You mentioned that running any other services requiring direct inbound connections on IPv4 may affect me. I work from home and I am connected to the main server at the head office, would this setup work for me?
Now it works with Virgin Media no issues at all.
Another thing you mentioned is that, in your opinion, consumer VPNs like NordVPN do little to improve security and can be a detriment. What do you mean? It is a well-known fact that if one uses a VPN, the ISP or anyone else cannot see what I am downloading or uploading.
Toob offers an option for paying extra to have a static IP address, would this provide more security when using VPNs?
Regards
If you have never changed any settings on your Virgin router for port forwarding or DMZ settings then there's a very high chance that everything you do now would continue to work with Toob.
You mention that you work remotely, you could ask your corporate IT support if they know of any reason whether a move to a new ISP that uses CGNAT for IPv4 but with native IPv6 support would cause any problems for VPN use. If you have ever used your phone hotspot for internet on your work laptop with the VPN running and that worked again that is a good indicator it should work with Toob.
So, you asked about consumer VPNs like NordVPN. They do give you a secure tunnel to an exit node on their network and that would usually eliminate any opportunity for your ISP to analyse your traffic... But it would be unencrypted from the exit node to the destination whether that is. Security is about end to end encryption but consumer VPNs only do half the job as it's only encrypted part of the way. Your corporate VPN gives you full end to end encryption to their services.

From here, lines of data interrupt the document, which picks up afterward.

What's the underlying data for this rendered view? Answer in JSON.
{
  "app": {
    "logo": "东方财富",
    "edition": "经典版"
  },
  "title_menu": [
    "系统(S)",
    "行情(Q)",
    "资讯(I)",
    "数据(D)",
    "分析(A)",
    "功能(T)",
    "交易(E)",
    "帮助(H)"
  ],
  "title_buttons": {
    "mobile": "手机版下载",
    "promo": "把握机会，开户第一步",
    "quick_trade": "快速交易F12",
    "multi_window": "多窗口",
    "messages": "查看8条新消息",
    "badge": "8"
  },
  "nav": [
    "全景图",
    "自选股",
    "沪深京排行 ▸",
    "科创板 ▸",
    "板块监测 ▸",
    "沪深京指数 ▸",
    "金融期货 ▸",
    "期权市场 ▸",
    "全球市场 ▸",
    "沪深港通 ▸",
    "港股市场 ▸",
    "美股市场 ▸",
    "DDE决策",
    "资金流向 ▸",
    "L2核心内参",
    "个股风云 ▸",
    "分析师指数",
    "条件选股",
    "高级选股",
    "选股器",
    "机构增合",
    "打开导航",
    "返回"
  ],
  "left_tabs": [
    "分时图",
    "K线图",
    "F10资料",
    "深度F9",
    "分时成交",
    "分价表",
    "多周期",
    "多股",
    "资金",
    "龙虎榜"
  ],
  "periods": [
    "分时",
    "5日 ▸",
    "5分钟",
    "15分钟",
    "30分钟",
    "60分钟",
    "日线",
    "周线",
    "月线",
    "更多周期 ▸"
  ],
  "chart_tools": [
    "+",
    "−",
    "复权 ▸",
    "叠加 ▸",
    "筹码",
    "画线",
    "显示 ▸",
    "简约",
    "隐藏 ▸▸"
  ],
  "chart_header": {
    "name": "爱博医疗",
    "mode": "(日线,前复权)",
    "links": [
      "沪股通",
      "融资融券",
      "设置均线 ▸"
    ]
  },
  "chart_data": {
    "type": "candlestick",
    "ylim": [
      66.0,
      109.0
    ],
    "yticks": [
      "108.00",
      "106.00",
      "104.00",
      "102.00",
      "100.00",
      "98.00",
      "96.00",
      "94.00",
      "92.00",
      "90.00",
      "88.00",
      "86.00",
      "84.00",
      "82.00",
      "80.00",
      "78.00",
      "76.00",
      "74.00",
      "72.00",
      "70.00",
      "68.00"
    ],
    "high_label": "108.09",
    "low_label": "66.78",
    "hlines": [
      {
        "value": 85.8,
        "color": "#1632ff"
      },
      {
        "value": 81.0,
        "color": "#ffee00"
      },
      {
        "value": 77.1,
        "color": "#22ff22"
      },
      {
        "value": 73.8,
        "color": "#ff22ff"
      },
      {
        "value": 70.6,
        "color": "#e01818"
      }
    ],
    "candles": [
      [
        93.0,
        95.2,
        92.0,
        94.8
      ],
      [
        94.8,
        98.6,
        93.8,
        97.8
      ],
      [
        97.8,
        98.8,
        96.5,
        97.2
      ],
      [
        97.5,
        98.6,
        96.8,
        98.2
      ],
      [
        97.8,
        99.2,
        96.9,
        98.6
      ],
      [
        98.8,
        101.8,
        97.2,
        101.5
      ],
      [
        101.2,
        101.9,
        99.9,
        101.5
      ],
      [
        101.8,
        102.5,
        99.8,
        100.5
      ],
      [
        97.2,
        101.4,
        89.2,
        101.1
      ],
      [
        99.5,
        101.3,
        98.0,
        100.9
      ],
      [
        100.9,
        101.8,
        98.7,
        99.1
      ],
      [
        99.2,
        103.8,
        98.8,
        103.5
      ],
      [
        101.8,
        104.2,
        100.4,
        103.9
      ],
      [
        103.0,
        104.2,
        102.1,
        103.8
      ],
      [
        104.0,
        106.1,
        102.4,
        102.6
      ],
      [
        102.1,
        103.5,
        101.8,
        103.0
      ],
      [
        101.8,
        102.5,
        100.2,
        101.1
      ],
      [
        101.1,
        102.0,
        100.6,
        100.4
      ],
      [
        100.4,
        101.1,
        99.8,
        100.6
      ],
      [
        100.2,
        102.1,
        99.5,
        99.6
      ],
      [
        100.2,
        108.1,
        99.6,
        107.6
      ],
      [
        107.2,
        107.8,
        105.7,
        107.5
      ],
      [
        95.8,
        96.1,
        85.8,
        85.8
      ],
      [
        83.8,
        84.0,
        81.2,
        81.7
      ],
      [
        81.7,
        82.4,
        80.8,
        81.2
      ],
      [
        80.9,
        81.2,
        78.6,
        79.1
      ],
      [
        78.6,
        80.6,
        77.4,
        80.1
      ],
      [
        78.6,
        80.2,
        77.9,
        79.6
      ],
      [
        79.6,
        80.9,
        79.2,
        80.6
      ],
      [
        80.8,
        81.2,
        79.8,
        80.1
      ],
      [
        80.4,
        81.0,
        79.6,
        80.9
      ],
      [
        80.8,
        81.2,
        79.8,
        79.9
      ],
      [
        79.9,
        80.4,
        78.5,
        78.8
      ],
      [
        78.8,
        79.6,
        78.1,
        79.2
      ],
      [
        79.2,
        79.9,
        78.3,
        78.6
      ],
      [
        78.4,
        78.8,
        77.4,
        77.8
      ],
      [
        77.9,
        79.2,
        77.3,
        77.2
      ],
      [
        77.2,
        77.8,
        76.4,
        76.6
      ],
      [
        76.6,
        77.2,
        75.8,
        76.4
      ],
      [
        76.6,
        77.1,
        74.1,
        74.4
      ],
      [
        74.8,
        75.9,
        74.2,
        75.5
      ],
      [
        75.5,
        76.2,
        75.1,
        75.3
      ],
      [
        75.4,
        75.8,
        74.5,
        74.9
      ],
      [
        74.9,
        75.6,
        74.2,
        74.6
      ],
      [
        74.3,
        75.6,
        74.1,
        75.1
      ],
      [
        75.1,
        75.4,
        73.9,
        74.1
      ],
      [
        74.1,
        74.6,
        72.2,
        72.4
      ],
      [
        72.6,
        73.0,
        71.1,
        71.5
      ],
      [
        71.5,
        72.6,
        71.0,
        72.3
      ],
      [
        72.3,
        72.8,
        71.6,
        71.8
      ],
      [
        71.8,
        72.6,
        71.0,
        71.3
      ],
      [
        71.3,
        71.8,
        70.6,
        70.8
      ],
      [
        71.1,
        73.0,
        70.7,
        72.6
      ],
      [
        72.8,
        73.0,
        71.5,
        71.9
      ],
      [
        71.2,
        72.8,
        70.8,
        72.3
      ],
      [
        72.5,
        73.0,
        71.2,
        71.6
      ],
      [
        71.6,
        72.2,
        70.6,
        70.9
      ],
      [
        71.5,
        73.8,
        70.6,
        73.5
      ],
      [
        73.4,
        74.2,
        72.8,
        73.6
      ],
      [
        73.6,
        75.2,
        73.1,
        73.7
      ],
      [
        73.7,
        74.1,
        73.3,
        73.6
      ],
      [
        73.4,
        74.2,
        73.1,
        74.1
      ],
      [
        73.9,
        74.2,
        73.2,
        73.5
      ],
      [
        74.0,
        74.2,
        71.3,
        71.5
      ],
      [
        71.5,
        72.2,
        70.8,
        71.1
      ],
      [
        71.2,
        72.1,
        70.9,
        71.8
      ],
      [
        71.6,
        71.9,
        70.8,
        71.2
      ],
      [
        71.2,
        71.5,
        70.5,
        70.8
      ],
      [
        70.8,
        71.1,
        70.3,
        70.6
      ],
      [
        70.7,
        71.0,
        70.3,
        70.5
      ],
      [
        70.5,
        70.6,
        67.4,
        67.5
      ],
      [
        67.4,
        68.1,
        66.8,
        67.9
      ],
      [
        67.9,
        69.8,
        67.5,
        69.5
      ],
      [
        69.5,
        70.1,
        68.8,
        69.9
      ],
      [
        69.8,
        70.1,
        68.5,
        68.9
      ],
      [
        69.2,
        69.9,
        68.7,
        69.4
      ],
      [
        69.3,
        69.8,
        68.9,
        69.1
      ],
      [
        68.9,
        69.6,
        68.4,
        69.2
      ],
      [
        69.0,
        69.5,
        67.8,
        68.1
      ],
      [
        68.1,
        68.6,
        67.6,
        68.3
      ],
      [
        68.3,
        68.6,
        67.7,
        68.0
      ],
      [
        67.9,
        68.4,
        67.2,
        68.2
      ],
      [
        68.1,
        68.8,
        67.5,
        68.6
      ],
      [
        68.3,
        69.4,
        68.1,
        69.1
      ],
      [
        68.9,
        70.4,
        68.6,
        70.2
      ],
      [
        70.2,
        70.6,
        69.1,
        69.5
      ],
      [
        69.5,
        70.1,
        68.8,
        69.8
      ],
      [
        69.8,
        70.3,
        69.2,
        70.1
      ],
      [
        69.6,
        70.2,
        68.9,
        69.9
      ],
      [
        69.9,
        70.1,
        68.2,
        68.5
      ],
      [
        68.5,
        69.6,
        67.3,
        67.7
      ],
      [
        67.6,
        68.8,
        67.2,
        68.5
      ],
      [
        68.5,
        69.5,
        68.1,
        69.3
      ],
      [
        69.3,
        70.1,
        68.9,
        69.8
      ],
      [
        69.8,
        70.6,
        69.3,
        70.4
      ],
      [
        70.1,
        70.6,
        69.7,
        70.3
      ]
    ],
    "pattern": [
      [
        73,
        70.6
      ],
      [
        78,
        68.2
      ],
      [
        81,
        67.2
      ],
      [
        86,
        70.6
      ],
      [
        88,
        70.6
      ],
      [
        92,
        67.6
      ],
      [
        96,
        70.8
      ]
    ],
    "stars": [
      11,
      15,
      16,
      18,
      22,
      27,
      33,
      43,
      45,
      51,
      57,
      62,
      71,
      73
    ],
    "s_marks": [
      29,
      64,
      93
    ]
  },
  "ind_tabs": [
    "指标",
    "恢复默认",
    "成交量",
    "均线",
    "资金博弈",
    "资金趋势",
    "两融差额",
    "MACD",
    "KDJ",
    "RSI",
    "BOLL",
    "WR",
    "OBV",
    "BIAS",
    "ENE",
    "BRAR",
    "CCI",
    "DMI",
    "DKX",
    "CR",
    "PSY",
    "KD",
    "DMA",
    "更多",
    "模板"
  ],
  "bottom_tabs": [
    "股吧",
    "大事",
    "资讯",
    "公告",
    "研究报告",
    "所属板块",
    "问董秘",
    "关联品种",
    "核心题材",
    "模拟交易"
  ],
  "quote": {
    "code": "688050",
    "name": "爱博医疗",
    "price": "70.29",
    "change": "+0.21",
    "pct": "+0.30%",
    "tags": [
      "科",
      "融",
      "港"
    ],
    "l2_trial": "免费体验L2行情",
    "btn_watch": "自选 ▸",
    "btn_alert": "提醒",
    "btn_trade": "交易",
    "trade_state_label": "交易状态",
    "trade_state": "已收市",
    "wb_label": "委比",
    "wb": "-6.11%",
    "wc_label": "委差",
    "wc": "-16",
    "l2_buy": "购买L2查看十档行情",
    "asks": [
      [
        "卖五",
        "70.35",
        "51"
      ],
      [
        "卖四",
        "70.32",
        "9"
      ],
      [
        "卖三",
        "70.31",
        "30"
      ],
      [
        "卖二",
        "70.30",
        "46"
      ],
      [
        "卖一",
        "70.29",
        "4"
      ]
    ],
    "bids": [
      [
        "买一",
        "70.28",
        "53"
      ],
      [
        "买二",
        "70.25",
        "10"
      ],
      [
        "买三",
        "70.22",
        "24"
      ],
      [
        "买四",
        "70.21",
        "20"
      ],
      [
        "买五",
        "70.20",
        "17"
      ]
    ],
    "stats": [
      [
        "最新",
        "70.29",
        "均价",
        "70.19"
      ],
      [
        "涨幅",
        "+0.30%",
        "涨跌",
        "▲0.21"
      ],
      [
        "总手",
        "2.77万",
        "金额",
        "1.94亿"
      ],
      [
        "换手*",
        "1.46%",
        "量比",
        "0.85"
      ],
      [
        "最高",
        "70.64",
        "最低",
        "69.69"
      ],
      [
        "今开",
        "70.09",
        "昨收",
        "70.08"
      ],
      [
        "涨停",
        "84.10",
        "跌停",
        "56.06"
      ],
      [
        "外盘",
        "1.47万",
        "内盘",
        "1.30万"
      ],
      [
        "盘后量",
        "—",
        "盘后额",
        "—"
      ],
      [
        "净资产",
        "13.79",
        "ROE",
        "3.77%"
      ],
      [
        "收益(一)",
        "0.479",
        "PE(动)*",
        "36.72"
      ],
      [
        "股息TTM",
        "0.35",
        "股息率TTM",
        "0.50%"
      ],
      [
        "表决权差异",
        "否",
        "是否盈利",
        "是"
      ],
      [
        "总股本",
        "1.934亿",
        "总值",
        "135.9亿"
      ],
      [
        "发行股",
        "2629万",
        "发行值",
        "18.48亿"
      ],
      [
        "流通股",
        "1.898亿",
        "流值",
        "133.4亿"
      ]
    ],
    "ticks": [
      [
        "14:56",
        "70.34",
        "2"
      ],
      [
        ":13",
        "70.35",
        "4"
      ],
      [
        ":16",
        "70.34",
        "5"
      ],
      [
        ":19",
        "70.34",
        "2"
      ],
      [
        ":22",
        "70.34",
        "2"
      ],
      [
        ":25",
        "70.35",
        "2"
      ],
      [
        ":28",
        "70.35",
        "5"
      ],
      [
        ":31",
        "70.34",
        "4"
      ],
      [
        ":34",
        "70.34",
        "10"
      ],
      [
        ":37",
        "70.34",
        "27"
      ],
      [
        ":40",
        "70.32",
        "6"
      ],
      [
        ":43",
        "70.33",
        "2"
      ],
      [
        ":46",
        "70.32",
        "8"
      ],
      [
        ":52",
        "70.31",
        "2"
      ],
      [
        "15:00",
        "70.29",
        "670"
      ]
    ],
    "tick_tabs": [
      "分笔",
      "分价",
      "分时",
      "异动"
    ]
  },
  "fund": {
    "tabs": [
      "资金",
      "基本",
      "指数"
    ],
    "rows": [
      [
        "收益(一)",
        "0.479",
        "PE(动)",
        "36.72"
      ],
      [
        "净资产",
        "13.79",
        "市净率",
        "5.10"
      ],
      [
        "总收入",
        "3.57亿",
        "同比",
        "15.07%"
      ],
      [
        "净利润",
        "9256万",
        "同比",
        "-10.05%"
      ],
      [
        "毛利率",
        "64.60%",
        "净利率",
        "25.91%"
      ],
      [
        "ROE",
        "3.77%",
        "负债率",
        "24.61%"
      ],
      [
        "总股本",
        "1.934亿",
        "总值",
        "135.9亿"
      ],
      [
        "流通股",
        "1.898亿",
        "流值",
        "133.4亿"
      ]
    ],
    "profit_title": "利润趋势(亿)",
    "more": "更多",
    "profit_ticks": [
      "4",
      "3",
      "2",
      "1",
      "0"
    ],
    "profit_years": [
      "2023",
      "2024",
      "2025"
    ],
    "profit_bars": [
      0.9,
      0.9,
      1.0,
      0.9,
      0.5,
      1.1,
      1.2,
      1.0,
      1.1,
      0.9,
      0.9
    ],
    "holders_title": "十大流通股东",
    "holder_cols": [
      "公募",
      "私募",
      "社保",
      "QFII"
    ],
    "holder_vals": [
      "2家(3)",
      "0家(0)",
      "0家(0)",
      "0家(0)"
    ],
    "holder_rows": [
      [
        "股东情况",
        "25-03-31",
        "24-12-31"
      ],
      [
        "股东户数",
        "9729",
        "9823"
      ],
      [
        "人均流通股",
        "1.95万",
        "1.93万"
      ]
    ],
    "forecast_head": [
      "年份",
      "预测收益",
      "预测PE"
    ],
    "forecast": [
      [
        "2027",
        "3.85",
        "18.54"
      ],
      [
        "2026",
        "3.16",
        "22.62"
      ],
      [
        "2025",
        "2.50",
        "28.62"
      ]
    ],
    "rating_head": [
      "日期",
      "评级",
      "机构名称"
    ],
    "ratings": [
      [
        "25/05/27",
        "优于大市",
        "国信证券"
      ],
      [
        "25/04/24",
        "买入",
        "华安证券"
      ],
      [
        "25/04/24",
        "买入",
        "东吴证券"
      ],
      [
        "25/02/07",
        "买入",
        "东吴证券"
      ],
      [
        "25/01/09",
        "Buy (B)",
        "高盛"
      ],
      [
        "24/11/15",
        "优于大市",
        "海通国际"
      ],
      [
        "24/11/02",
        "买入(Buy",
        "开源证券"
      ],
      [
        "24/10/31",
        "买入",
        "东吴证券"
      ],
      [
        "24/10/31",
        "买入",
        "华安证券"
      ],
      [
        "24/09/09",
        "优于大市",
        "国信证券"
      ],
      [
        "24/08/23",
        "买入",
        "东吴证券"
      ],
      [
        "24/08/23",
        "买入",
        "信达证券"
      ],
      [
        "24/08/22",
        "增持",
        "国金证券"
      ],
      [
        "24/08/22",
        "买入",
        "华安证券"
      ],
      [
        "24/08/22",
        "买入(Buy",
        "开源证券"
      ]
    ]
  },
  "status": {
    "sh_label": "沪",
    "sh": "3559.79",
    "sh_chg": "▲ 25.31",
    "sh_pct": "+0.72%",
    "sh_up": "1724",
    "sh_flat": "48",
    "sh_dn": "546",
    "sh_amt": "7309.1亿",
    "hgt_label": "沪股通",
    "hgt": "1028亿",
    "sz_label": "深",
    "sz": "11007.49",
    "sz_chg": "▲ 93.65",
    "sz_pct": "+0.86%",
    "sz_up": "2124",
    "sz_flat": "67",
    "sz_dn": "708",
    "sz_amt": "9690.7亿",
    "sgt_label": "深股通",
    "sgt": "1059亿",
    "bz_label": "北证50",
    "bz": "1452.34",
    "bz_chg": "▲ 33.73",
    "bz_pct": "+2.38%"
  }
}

Noting that almost all consumer internet activity is already TLS encrypted by each individual web service all your ISP could usually see are your DNS queries (and options exist to hide this), the IP addresses to which you connect, and the amount of data you exchange with any IP. If you're not doing anything naughty is this data something you need to hide? Your ISP might share this info about what your IP is doing into ad networks for a bit of a kickback on targetted advertising but this is broadly manageable by you choosing the reject non-essential cookies on websites and services. And a data subject access request to your ISP could find out if they are doing this and then you can tell them to not do it - that's your right in law.
But by using a consumer VPN your source IP that services see from you when you're using the VPN is that of the exit node on the VPN network. Your own use might be benign, but you are likely rubbing shoulders on the same IP address with people who are up to naughtier stuff, and your own posture you are presenting in part via your source IP address, to your bank, to your email provider, your social network, etc. is weakened because you connect to their services from "anonymous" VPN services which maybe change frequently, jump between different countries, and from IP addresses where your posture is sullied by others using the same VPN provider who are up to naughtier stuff.
At my #dayjob anyone connecting into our services from an anonymous (consumer VPN) IP addresses is immediately knocked into an extra round of MFA because of the perceived additional risks of connections made from high risk anonymous IPs verses those from an ISP.
So whilst consumer VPNs do have a use to permit people to geo relocate to other locations to overcome content restrictions and see alternative pricing, my strong suggestion is that all the marketing around the better security they offer is largely BS.